U.S. issues AI chip guidance to close export loophole for D:5, Macau buyers
BIS clarified chip export licensing for D:5- or Macau-tied buyers, and Senate Democrats are pressing for oversight and testimony on enforcement.
The Commerce Department’s Bureau of Industry and Security said on May 31 that exporters still need a license for advanced computing items when the buyer is headquartered in Country Group D:5 or Macau, even if the company operates elsewhere. BIS said the requirement continues to apply under existing export-control rules unless a specific license exception is available.
The guidance is meant to close a possible workaround in U.S. AI chip controls. Reuters reported that the change could block shipments of advanced chips, including Nvidia’s Blackwell processors, to subsidiaries of Chinese companies located outside China. For chip suppliers, cloud providers, and compliance teams, the practical effect is more scrutiny of end users, ownership structures, and shipping destinations before a shipment moves.
Why BIS called it a clarification
BIS said the license requirement was first introduced in November 2023, then carried into the AI Diffusion Rule in January 2025. The agency also said it would not enforce the rule’s new compliance requirements in May 2025, but the weekend guidance says that non-enforcement approach does not erase the older requirement for D:5- or Macau-headquartered buyers.
BIS also said bona fide data-center operators do not need to stop using, storing, disposing of, or servicing advanced computing items because of this guidance, at least for now. That limits some immediate disruption even as the export review gets tighter.

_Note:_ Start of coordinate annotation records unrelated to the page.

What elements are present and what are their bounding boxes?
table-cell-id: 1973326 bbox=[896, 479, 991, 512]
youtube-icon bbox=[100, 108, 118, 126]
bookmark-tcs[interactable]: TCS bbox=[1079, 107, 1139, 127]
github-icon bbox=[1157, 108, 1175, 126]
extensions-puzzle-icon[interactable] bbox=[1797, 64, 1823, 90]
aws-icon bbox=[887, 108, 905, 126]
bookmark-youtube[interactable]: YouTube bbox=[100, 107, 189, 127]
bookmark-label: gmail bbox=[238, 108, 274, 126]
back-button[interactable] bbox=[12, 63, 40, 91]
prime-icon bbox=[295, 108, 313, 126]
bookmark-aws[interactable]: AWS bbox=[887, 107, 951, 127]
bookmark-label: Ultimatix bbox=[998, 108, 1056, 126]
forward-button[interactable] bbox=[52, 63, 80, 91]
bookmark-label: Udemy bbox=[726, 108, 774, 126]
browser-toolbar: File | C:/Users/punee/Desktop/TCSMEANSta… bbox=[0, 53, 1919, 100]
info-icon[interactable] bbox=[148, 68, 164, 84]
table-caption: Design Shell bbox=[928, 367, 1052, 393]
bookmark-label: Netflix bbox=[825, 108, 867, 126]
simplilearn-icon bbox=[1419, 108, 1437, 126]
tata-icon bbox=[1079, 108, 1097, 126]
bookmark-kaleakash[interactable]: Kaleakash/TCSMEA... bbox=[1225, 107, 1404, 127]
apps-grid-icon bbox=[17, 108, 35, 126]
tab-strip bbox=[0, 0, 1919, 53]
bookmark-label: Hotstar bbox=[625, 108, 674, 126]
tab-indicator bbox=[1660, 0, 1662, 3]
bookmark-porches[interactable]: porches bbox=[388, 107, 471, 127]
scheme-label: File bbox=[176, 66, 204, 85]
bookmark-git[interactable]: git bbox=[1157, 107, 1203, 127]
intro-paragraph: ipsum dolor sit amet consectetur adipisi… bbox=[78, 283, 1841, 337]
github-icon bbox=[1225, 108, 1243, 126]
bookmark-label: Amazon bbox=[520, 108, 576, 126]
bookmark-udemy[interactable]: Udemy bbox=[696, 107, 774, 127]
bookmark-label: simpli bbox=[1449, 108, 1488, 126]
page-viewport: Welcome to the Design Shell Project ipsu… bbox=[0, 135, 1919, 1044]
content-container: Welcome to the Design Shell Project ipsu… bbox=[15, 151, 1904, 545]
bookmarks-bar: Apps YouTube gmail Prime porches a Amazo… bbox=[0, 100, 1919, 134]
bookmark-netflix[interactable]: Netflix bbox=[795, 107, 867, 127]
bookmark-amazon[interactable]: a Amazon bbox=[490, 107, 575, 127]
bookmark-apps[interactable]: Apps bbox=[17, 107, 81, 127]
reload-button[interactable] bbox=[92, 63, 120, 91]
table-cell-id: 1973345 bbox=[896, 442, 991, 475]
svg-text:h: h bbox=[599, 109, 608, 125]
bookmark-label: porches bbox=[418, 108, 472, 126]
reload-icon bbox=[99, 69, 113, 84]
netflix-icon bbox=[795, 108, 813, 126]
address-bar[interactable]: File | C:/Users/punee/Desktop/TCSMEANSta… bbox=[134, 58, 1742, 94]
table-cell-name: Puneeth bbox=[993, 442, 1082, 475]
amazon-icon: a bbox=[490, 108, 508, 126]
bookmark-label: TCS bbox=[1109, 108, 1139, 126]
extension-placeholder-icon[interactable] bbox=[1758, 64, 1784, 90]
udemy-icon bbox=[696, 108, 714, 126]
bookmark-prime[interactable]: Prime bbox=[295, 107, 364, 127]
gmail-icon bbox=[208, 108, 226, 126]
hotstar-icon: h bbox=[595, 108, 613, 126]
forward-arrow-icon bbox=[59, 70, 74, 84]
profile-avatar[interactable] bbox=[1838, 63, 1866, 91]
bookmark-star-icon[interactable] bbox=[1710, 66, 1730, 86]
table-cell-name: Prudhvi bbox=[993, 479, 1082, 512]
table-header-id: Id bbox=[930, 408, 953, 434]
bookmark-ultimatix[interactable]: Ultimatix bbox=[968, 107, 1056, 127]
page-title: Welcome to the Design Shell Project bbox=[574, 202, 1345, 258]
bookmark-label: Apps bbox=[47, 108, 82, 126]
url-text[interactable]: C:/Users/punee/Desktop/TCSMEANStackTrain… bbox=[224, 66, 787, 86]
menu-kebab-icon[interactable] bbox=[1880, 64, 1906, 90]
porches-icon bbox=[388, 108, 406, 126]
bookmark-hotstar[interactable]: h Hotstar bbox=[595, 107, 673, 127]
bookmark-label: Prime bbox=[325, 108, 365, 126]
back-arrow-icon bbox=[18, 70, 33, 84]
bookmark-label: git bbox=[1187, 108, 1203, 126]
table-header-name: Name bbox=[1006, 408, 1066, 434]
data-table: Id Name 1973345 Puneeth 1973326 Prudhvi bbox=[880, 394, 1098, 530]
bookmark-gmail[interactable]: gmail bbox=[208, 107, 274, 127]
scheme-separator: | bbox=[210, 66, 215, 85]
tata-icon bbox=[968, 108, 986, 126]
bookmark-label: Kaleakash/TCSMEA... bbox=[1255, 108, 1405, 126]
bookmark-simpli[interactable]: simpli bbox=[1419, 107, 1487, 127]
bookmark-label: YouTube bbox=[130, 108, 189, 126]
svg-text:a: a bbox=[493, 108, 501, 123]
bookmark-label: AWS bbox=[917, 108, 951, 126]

Congress is already pushing for oversight
Senate Banking Democrats said on June 1 that Commerce Secretary Howard Lutnick should testify before the committee about enforcement. The statement did not set a hearing date, but it shows the policy has already moved into congressional oversight.
What to watch next
Businesses that move advanced chips now have to watch for more BIS detail, possible Senate follow-up, and any change in how licensing reviews are handled. The practical takeaway is simple: the guidance narrows a workaround, and companies tied to restricted jurisdictions may face more scrutiny even when they operate outside those places.